Les banques ne peuvent plus remettre les sommes détenues par une personne décédée à ses héritiers sans le feu vert du fisc.
C’est une petite révolution dans le paysage fiscal libanais, et un nouveau coup porté au secret bancaire. Dans une lettre adressée à l’Association des banques, le 22 janvier, la Banque du Liban (BDL) a demandé aux établissements bancaires de ne plus libérer le compte d’un défunt au profit de ses héritiers, avant l’obtention du quitus du ministère des Finances, attestant du paiement des droits de successions relatifs au compte concerné.
« La loi impose aux héritiers de déclarer et de payer des droits sur l’ensemble du patrimoine au Liban et à l’étranger pour les résidents , et au Liban pour les non résidents. Mais personne, ou presque, ne déclarait les sommes placées dans les banques », affirme Karim Daher, avocat fiscaliste et président de l’Association Libanaise pour les Droits et les Intérêts des Contribuables (ALDIC).

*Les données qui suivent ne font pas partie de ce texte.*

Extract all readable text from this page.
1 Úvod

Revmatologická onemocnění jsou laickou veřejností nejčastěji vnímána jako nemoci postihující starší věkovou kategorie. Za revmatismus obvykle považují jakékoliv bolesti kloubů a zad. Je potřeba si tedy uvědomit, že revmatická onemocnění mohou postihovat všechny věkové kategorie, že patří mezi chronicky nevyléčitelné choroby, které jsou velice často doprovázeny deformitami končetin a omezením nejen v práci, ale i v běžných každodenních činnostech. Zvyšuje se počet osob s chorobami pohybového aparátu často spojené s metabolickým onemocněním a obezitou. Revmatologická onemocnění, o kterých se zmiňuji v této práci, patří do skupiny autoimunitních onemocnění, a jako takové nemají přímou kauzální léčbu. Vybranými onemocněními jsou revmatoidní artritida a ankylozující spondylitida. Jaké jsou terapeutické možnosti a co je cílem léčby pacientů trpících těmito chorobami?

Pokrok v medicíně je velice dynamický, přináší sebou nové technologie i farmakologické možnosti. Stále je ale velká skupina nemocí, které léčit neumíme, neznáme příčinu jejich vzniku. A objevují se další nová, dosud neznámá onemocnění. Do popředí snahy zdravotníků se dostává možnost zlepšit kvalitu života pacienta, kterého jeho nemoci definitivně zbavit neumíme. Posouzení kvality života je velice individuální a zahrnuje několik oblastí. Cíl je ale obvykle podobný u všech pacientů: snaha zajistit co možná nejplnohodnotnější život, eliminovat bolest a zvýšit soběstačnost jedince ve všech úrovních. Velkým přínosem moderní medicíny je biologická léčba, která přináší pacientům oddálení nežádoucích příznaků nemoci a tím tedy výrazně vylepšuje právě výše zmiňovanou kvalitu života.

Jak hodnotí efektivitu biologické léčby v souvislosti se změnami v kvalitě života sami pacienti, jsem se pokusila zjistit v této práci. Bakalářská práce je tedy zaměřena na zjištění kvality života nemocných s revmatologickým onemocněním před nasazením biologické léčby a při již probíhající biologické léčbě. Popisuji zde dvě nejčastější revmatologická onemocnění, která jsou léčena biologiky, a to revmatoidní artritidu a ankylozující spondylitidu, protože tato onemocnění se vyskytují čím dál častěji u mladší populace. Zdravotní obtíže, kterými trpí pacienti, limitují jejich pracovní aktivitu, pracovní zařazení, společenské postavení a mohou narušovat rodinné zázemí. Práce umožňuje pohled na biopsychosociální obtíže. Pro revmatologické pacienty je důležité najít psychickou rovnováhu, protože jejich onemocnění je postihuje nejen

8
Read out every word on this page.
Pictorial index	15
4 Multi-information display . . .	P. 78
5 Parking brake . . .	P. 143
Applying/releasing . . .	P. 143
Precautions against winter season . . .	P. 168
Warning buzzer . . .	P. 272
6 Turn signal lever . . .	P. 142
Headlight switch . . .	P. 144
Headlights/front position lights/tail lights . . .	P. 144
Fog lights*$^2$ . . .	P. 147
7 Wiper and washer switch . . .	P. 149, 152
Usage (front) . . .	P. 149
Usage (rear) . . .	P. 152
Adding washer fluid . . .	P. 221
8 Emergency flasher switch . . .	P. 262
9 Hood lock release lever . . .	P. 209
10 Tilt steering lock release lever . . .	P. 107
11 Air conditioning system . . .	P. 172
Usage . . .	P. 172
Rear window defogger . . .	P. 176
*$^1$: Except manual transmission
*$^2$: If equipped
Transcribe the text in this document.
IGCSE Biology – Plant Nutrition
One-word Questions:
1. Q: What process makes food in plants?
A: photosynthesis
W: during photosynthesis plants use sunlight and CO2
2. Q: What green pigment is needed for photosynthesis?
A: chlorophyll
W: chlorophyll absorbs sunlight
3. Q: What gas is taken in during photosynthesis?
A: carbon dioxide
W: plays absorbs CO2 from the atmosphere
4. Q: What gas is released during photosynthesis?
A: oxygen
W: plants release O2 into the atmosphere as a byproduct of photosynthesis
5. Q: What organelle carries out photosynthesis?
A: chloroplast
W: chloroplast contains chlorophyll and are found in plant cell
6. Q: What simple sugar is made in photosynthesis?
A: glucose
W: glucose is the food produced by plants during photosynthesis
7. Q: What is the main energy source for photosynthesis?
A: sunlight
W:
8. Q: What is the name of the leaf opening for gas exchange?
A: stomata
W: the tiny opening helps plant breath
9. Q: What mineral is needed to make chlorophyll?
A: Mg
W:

L’enjeu est de taille pour les contribuables, car les droits de successions sont progressifs. Ils varient entre 3 et 12 % pour les héritiers de lignée directe, entre 9 et 26% pour les frères et sœurs, et peuvent aller jusqu’à 45 % s’il n’y a aucun lien de parenté (avec des abattements passés de 40 à 120 millions de livres dans le budget 2017).
Dans la pratique, les héritiers se contentaient de déclarer une partie du patrimoine afin de réduire le montant des droits à payer. Ils sont tenus de les déclarer auprès des services du ministère des Finances dans un délai de trois mois, et de présenter les documents justificatifs dans un délai de six mois, pour faire la dévolution successorale (« Hasl el Erth » en arabe ) chez le juge. Cette procédure leur permettait ensuite d’accéder aux comptes bancaires du défunt, sans passer par le fisc. Ce dernier n’avait le droit d’interroger les banquiers sur l’existence ou pas de comptes ni sur leurs montants, à cause du fameux secret bancaire.
Selon la loi de 1956 en effet, les banquiers ne « peuvent divulguer ce qu’ils savent des noms de leur clientèle, ses avoirs et/ou toutes autres questions qui la concernent à qui que ce soit : particuliers, pouvoirs publics, autorités administrative, militaire ou judiciaire, sauf autorisation écrite de l’intéressé ». Mais une brèche a été ouverte par la loi sur la lutte contre le blanchiment d’argent, votée en novembre 2015, sous la pression de la communauté internationale, et le fisc a décidé aujourd’hui de s’y engouffrer. Cette loi, qui porte le numéro 44, considère la fraude et l’évasion fiscale comme des délits assimilés au blanchiment, pouvant donner lieu à une levée du secret bancaire de la part de la Commission d’enquête spéciale (SEC) de la BDL.
C’est sur cette loi que s’est basé le ministre des Finances pour demander à la banque centrale de changer les « règles du jeu », en exigeant désormais l’obtention d’un quitus du fisc avant le déblocage des fonds. Si elles ne veulent pas être accusée de complicité d’évasion fiscale, et donc par extension de blanchiment, les banques devront obtempérer. « En termes de justice fiscale, c’est une décision compréhensible et justifiée. Ne pas payer de droits de successions sur les comptes bancaires s’apparente clairement à de l’évasion fiscale », commente Karim Daher. « Mais nous avons tout de même des appréhensions au niveau de la pratique. Les procédures au ministère des Finances sont parfois très longues et prennent beaucoup de temps. Le risque est de voir les héritiers, qui ont vraiment besoin de l’argent déposé dans les banques par le de cujus, se voir soumis à un chantage de la part des agents du fisc. », ajoute-t-il. L’avocat fiscaliste propose de s’inspirer des assurances vies, qui peuvent être encaissées en échange du paiement d’une taxe forfaitaire, ou d’adopter le principe d’une avance de droits, une disposition prévue d’ailleurs Dans la loi.
Au-delà des modalités de mise en œuvre, la lutte contre l’évasion fiscale est un enjeu majeur pour l’Etat. Dans le budget 2017, les recettes des droits de successions étaient évaluées à seulement 165 milliards de livres (110 millions de dollars), soit à peine 1,5% de l’ensemble des recettes fiscales de l’Etat.
Pour maximiser les droits de successions la nouvelle mesure exigée par le ministère des Finances devrait englober aussi les comptes joints. Institué par une loi en 1961, ce type de compte peut être actionné par deux personnes. Au décès de l’un d’entre eux, le solde est parfois retiré par le cotitulaire, sans que le fisc ou même les héritiers du défunt, n’en soient informés.